University of Utah chemical engineering professor Kevin Whitty believes there are effective methods to take that waste and produce one of the ultimate sources of clean energy — hydrogen.
Hydrogen is an energy source that emits no harmful carbon emissions. When used in a fuel cell or burned in a turbine to produce electricity, the only by-product is water.
Whitty has been awarded two separate grants from the U.S. Department of Energy, each for $2 million over two years, to develop methods to convert biomass and waste into pure hydrogen.
“There is a huge push from the DOE and the industrial sector to produce hydrogen from renewable sources,” Whitty said. “Hydrogen is attractive as a carbon-free fuel with potential for large-scale energy storage.”
The first project, which Whitty (pictured, right) and co-lead, U chemical engineering professor Michael Nigra (pictured, left), will be working on in conjunction with Idaho National Laboratory, centers on “sorption-enhanced gasification” (SEG), a promising technology to convert waste biomass to hydrogen in a single reactor system. In the SEG process, the biomass, which could be agricultural waste such as corn stover (the husks, stalks, and cobs that are left after the corn is harvested) reacts with steam in a high temperature reactor to produce hydrogen and carbon dioxide (CO2). A sorbent material such as calcium oxide from limestone is used to remove the carbon dioxide, leaving only hydrogen. The CO2 is recovered and can be compressed and stored deep underground, in effect removing carbon dioxide from the atmosphere via the biomass, a process known as biomass energy carbon capture and sequestration (BECCS).

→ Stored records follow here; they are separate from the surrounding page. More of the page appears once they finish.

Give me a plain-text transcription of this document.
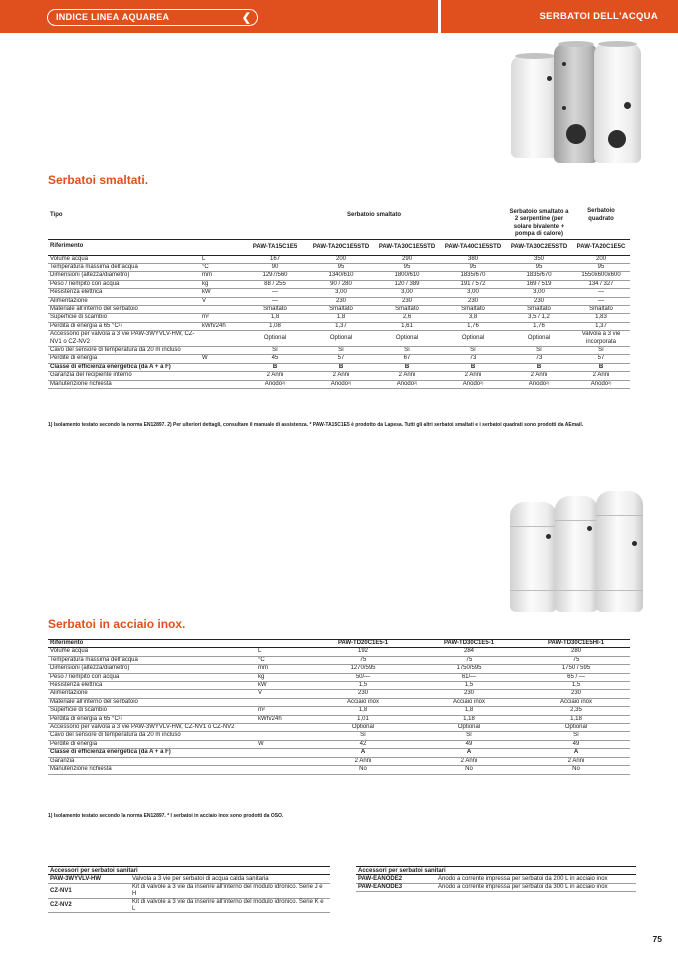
INDICE LINEA AQUAREA	❮	SERBATOI DELL'ACQUA
Serbatoi smaltati.
Tipo		Serbatoio smaltato				Serbatoio smaltato a 2 serpentine (per solare bivalente + pompa di calore)	Serbatoio quadrato
Riferimento		PAW-TA15C1E5	PAW-TA20C1E5STD	PAW-TA30C1E5STD	PAW-TA40C1E5STD	PAW-TA30C2E5STD	PAW-TA20C1E5C
Volume acqua	L	167	200	290	380	350	200
Temperatura massima dell'acqua	°C	90	95	95	95	95	95
Dimensioni (altezza/diametro)	mm	1297/560	1340/610	1800/610	1835/670	1835/670	1550x600x600
Peso / riempito con acqua	kg	88 / 255	90 / 280	120 / 389	191 / 572	169 / 519	134 / 327
Resistenza elettrica	kW	—	3,00	3,00	3,00	3,00	—
Alimentazione	V	—	230	230	230	230	—
Materiale all'interno del serbatoio		Smaltato	Smaltato	Smaltato	Smaltato	Smaltato	Smaltato
Superficie di scambio	m²	1,8	1,8	2,6	3,8	3,5 / 1,2	1,83
Perdita di energia a 65 $^\circ C^{1)}$	kWh/24h	1,08	1,37	1,61	1,76	1,76	1,37
Accessorio per valvola a 3 vie PAW-3WYVLV-HW, CZ-NV1 o CZ-NV2		Optional	Optional	Optional	Optional	Optional	Valvola a 3 vie incorporata
Cavo del sensore di temperatura da 20 m incluso		Sì	Sì	Sì	Sì	Sì	Sì
Perdite di energia	W	45	57	67	73	73	57
Classe di efficienza energetica (da A + a F)		B	B	B	B	B	B
Garanzia del recipiente interno		2 Anni	2 Anni	2 Anni	2 Anni	2 Anni	2 Anni
Manutenzione richiesta		Anodo$^{2)}$	Anodo$^{2)}$	Anodo$^{2)}$	Anodo$^{2)}$	Anodo$^{2)}$	Anodo$^{2)}$
1) Isolamento testato secondo la norma EN12897. 2) Per ulteriori dettagli, consultare il manuale di assistenza. * PAW-TA15C1E5 è prodotto da Lapesa. Tutti gli altri serbatoi smaltati e i serbatoi quadrati sono prodotti da AEmail.
Serbatoi in acciaio inox.
Riferimento		PAW-TD20C1E5-1	PAW-TD30C1E5-1	PAW-TD30C1E5HI-1
Volume acqua	L	192	284	280
Temperatura massima dell'acqua	°C	75	75	75
Dimensioni (altezza/diametro)	mm	1270/595	1750/595	1750 / 595
Peso / riempito con acqua	kg	50/—	61/—	65 / —
Resistenza elettrica	kW	1,5	1,5	1,5
Alimentazione	V	230	230	230
Materiale all'interno del serbatoio		Acciaio inox	Acciaio inox	Acciaio inox
Superficie di scambio	m²	1,8	1,8	2,35
Perdita di energia a 65 $^\circ C^{1)}$	kWh/24h	1,01	1,18	1,18
Accessorio per valvola a 3 vie PAW-3WYVLV-HW, CZ-NV1 o CZ-NV2		Optional	Optional	Optional
Cavo del sensore di temperatura da 20 m incluso		Sì	Sì	Sì
Perdite di energia	W	42	49	49
Classe di efficienza energetica (da A + a F)		A	A	A
Garanzia		2 Anni	2 Anni	2 Anni
Manutenzione richiesta		No	No	No
1) Isolamento testato secondo la norma EN12897. * I serbatoi in acciaio inox sono prodotti da OSO.
Accessori per serbatoi sanitari	
PAW-3WYVLV-HW	Valvola a 3 vie per serbatoi di acqua calda sanitaria
CZ-NV1	Kit di valvole a 3 vie da inserire all'interno del modulo idronico. Serie J e H
CZ-NV2	Kit di valvole a 3 vie da inserire all'interno del modulo idronico. Serie K e L
Accessori per serbatoi sanitari	
PAW-EANODE2	Anodo a corrente impressa per serbatoi da 200 L in acciaio inox
PAW-EANODE3	Anodo a corrente impressa per serbatoi da 300 L in acciaio inox
75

“The idea has been shown to work at lab scale,” Whitty said. “But to push these types of technologies forward we must move towards industrial scale. This will be, I believe, the world’s largest demonstration of sorption-enhanced gasification to date.”
The second project, which involves several industrial partners, uses what is called “pressurized entrained-flow gasification.” The process involves converting waste such as biomass, non-recyclable plastics, discarded household goods and legacy coal tailings, into separate hydrogen and CO2 streams through a multi-step process.
The waste is first converted to a liquid slurry, which is then pumped into a high-pressure reactor where it reacts with oxygen to produce hydrogen and carbon monoxide gas. That gas goes through another process where it reacts with steam to turn the carbon monoxide into carbon dioxide and the steam into more hydrogen. The hydrogen and CO2 are separated using standard technology. This whole process is self-powered using the same waste you are converting, Whitty said.
While there are thoughts of hydrogen-powered cars, that kind of technology is unlikely to become mainstream any time soon, he said. These technologies to produce hydrogen for large-scale energy storage can benefit power grids for cities and towns and supply energy for industrial use.
The U.S. Department of Energy is betting big on hydrogen energy, investing $8 billion to establish four hydrogen hubs in the country as part of the Infrastructure Investment and Jobs Act, which was passed in 2021. Utah, Colorado, New Mexico, and Wyoming have proposed a coalition called the “Western Inter-States Hydrogen Hub” (WISHH) to build facilities in each of the states.